As per the official coronavirus bulletin, the positive cases have been found in 11 districts. Noida leads the state tally with 11 cases, followed by Agra and Lucknow, where eight cases each have been recorded.
Ghaziabad with three cases and Pilibhit with two cases are the next two. Lakhimpur Kheri, Moradabad, Varanasi, Kanpur, Jaunpur and Shamli have recorded one case each.
Meanwhile, testing of coronavirus suspected cases has picked up in the state. The total number of samples sent for coronavirus testing in the state on Wednesday was 85.

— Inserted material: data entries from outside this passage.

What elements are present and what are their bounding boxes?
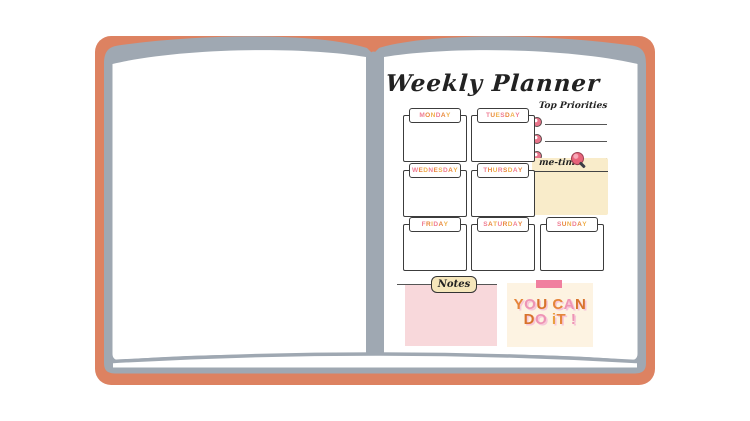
day-cell-sunday: SUNDAY bbox=[540, 217, 604, 269]
top-priorities-label: Top Priorities bbox=[537, 101, 610, 111]
day-banner-label: WEDNESDAY bbox=[409, 163, 461, 178]
notes-tab-label: Notes bbox=[431, 276, 477, 293]
me-time-header-line: me-time bbox=[532, 158, 608, 172]
weekly-planner-page: Weekly Planner MONDAY TUESDAY WEDNESDAY … bbox=[377, 55, 637, 360]
day-banner-label: TUESDAY bbox=[477, 108, 529, 123]
day-cell-tuesday: TUESDAY bbox=[471, 108, 535, 160]
open-notebook-illustration: Weekly Planner MONDAY TUESDAY WEDNESDAY … bbox=[0, 0, 750, 421]
motivation-text-line: YOU CAN bbox=[507, 297, 593, 312]
notebook-graphic bbox=[0, 0, 750, 421]
day-cell-monday: MONDAY bbox=[403, 108, 467, 160]
push-pin-icon bbox=[571, 152, 584, 165]
day-cell-wednesday: WEDNESDAY bbox=[403, 163, 467, 215]
day-banner-label: THURSDAY bbox=[477, 163, 529, 178]
motivation-text-line: DO iT ! bbox=[507, 312, 593, 327]
day-banner-label: SUNDAY bbox=[546, 217, 598, 232]
priority-row bbox=[532, 134, 609, 144]
page-title: Weekly Planner bbox=[376, 70, 610, 97]
notes-area bbox=[405, 285, 497, 346]
day-cell-saturday: SATURDAY bbox=[471, 217, 535, 269]
day-banner-label: SATURDAY bbox=[477, 217, 529, 232]
priority-write-line bbox=[545, 124, 607, 125]
priority-write-line bbox=[545, 141, 607, 142]
motivation-card: YOU CAN DO iT ! bbox=[507, 283, 593, 347]
day-cell-friday: FRIDAY bbox=[403, 217, 467, 269]
me-time-note: me-time bbox=[532, 158, 608, 215]
left-page bbox=[113, 50, 367, 360]
priority-row bbox=[532, 117, 609, 127]
day-cell-thursday: THURSDAY bbox=[471, 163, 535, 215]
tape-icon bbox=[536, 280, 562, 288]
day-banner-label: FRIDAY bbox=[409, 217, 461, 232]
day-banner-label: MONDAY bbox=[409, 108, 461, 123]
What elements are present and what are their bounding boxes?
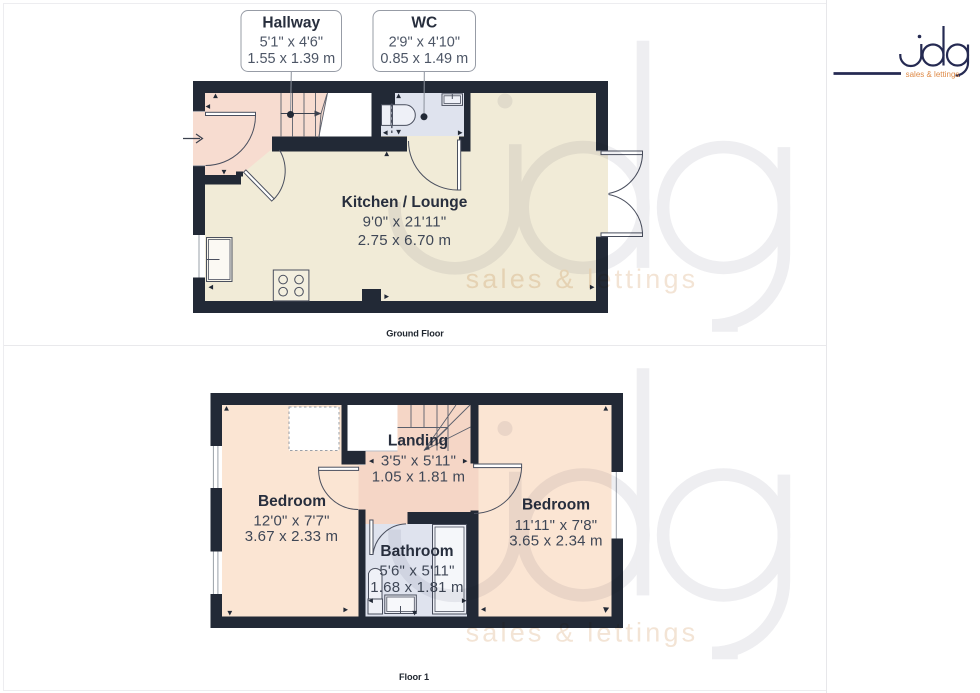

Health officials also said that over 3,445 travellers from listed countries and 1707 contacts of positive cases were being tracked by surveillance teams as on date. They claimed that all these patients were stable.
Principal Secretary, health and family welfare, Amit Mohan Prasad said that 11 of the 38 patients in UP have been discharged. "As many as four patients, who have recovered from the infection, may be discharged in a day or two. We are waiting for confirmatory tests," he said.
The health secretary also said that a three level management plan is being rollowed out to treat patients of coronavirus. The others would be sent to state medical colleges and district hospitals at level two. Critical cases will be sent to level three centres like SGPGI and KGMU Lucknow and LLRM Meerut.